Ed ecco di nuovo alla carica.
“Uffa non sono pasticciona! Forse un pochino ma non così esageratamente.”
 
Le pulizie per quanto ardue si sono dichiarate le affrontiamo con tranquillità. Albert nel frattempo mi ha tempestato di domande.
- Allora . . . ce l’hai il fidanzatino? – mi chiede ad un tratto.
“C-cosa?”. sbuffo ridendo alla sua domanda. Ho già capito dove vuole ad andar a parare, ma se lo scorda se vuole “provarci” con me. È tempo sprecato, non sono né il suo tipo ne tanto meno sono capace di sostenere una relazione del genere. Mi è già complicato relazionarmi con gli altri, figuriamoci un fidanzato . . . cosa da pazzi.
- Pronto! Qui pianeta terra chiama Evee! – mi sventola una mano in faccia.
- E-e- no, non ce l’ho e non lo voglio! Sto bene così. – rispondo a più mandate perché sono diventata rosso fuoco a causa di Albert distante poco di due millimetri dalla mia faccia.
-Cosa? – fa lui deluso, confuso misto a un che di smarrimento dalla mia risposta.
Poi la vedo. E ringrazio tutte le divinità esistenti per essere lì sul pianoforte messa in bella vista, così da potermi salvare da questo terzo grado in corso.
- Oh una lettera. . . – dico appena così da allontanarmi da Albert.
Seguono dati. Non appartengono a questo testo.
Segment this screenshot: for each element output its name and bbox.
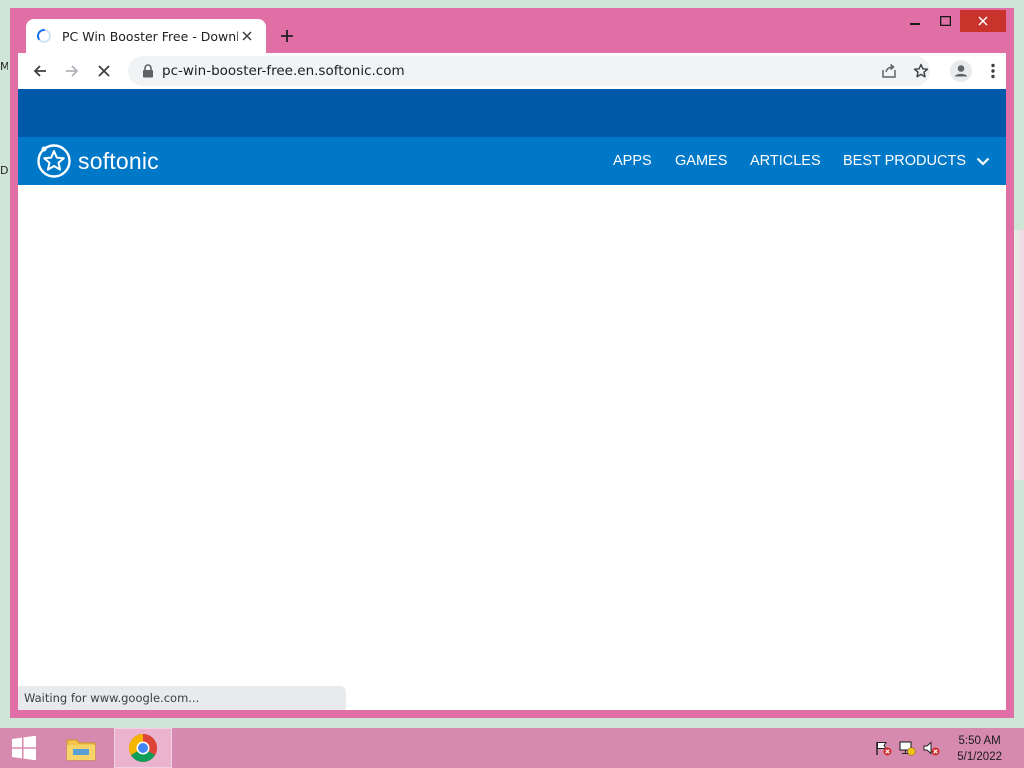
nav-item-apps[interactable]: APPS xyxy=(613,137,652,185)
desktop-icon-label: M xyxy=(0,60,8,73)
desktop-icon-label: D xyxy=(0,164,8,177)
arrow-left-icon xyxy=(33,65,46,77)
profile-button[interactable] xyxy=(947,57,975,85)
plus-icon xyxy=(281,30,293,42)
nav-item-label: APPS xyxy=(613,153,652,169)
taskbar: 5:50 AM 5/1/2022 xyxy=(0,728,1024,768)
taskbar-clock[interactable]: 5:50 AM 5/1/2022 xyxy=(957,733,1002,765)
softonic-logo[interactable]: softonic xyxy=(36,144,159,178)
file-explorer-button[interactable] xyxy=(56,728,106,768)
status-bubble: Waiting for www.google.com... xyxy=(18,686,346,710)
minimize-button[interactable] xyxy=(900,10,930,32)
lock-icon xyxy=(143,64,153,78)
stop-icon xyxy=(98,65,110,77)
clock-time: 5:50 AM xyxy=(958,735,1001,747)
nav-item-best-products[interactable]: BEST PRODUCTS xyxy=(843,137,990,185)
minimize-icon xyxy=(910,23,920,25)
close-window-button[interactable] xyxy=(960,10,1006,32)
bookmark-button[interactable] xyxy=(907,57,935,85)
close-tab-button[interactable] xyxy=(238,27,256,45)
softonic-logo-icon xyxy=(37,144,71,178)
nav-item-articles[interactable]: ARTICLES xyxy=(750,137,821,185)
browser-tab[interactable]: PC Win Booster Free - Download xyxy=(26,19,266,53)
nav-item-games[interactable]: GAMES xyxy=(675,137,727,185)
clock-date: 5/1/2022 xyxy=(957,751,1002,763)
site-top-band xyxy=(18,89,1006,137)
window-controls xyxy=(900,10,1006,32)
kebab-menu-icon xyxy=(991,63,995,79)
arrow-right-icon xyxy=(66,65,79,77)
chrome-icon xyxy=(129,734,157,762)
network-icon[interactable] xyxy=(898,740,916,756)
close-icon xyxy=(978,16,988,26)
volume-muted-icon[interactable] xyxy=(922,740,940,756)
maximize-icon xyxy=(939,16,951,26)
desktop-background xyxy=(1014,230,1024,480)
page-viewport: softonic APPS GAMES ARTICLES BEST PRODUC… xyxy=(18,89,1006,710)
address-bar[interactable]: pc-win-booster-free.en.softonic.com xyxy=(128,56,930,86)
loading-spinner-icon xyxy=(37,29,51,43)
chrome-taskbar-button[interactable] xyxy=(114,728,172,768)
start-button[interactable] xyxy=(0,728,48,768)
tab-title: PC Win Booster Free - Download xyxy=(62,28,238,44)
folder-icon xyxy=(66,739,96,761)
browser-window: PC Win Booster Free - Download pc-win-bo… xyxy=(10,8,1014,718)
share-icon xyxy=(882,63,896,78)
action-center-flag-icon[interactable] xyxy=(874,740,892,756)
stop-loading-button[interactable] xyxy=(90,57,118,85)
browser-toolbar: pc-win-booster-free.en.softonic.com xyxy=(18,53,1006,89)
maximize-button[interactable] xyxy=(930,10,960,32)
new-tab-button[interactable] xyxy=(276,25,298,47)
forward-button[interactable] xyxy=(58,57,86,85)
windows-logo-icon xyxy=(12,735,36,761)
url-text: pc-win-booster-free.en.softonic.com xyxy=(162,63,405,79)
logo-wordmark: softonic xyxy=(78,147,159,174)
back-button[interactable] xyxy=(26,57,54,85)
nav-item-label: ARTICLES xyxy=(750,153,821,169)
chevron-down-icon xyxy=(976,157,990,166)
close-icon xyxy=(242,31,252,41)
menu-button[interactable] xyxy=(979,57,1007,85)
share-button[interactable] xyxy=(875,57,903,85)
site-nav-bar: softonic APPS GAMES ARTICLES BEST PRODUC… xyxy=(18,137,1006,185)
nav-item-label: BEST PRODUCTS xyxy=(843,153,967,169)
nav-item-label: GAMES xyxy=(675,153,728,169)
avatar-icon xyxy=(950,60,972,82)
star-icon xyxy=(913,63,929,78)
Con grandi falcate mi precipito vicino al mio adorato pianoforte e prendo la lettera. Benedico quell’uomo che me l’ha lasciata e la apro.
“Qual è il primo sentimento che noi essere umani proviamo? La tristezza! Per quando può sembrare strano è il primo sentimento che proviamo appena nati.
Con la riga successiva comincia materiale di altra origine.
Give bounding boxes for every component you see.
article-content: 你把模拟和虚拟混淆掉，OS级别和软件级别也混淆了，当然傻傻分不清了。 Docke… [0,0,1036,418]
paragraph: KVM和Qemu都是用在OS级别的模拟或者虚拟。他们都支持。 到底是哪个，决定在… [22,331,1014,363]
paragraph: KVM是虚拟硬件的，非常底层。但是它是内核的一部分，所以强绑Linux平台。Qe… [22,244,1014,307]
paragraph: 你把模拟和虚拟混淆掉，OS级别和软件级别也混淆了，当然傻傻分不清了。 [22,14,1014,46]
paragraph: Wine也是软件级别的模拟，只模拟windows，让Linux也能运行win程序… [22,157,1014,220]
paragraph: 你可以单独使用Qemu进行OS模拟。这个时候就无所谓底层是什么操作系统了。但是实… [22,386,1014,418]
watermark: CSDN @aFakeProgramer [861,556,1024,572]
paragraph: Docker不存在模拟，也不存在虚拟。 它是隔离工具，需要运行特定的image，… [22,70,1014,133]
Quando il bimbo nasce e si stacca dalla madre lui piange.
E poi?
Poi ci è concessa l’ignoranza, la curiosità, la falsità, l’inettitudine, la rabbia, l’odio e l’indifferenza.
Non ci è concesso l’amore, però. In quanto sentimento/illusione creato da noi stessi per vivere in tranquillità e in armonia con gli altri.
Certo chi ci riesce per davvero, ha trovato la pace in se stesso. È riuscito a dire no all’odio, all’orgoglio, alla vanità e a tutti i sentimenti negativi che ci possono essere.
Come se non bastasse siamo tutti accumunati dallo stesso destino. Indossare maschere. Maschere di vetro, di ferro e porcellana.
Ma tolta la maschera cosa siamo? Me lo sono sempre chiesto.
Ma mi sono chiesto con più insistenza, io ho una maschera? All’inizio rimanevo in silenzio per rifletterci, poi le mie labbra istintivamente si sono piegate in ghigno. Pur non sapendone il motivo. Ma! Sono arrivato alla conclusione che, si, anche io ho una maschera. Una maschera per non far vedere agli altri chi sono veramente. non mi piace esce scrutato o visto da tutti.
Anche perché mi considererebbero pazzo, psicopatico, malato, schizzo frenetico con tanto di istinti omicida.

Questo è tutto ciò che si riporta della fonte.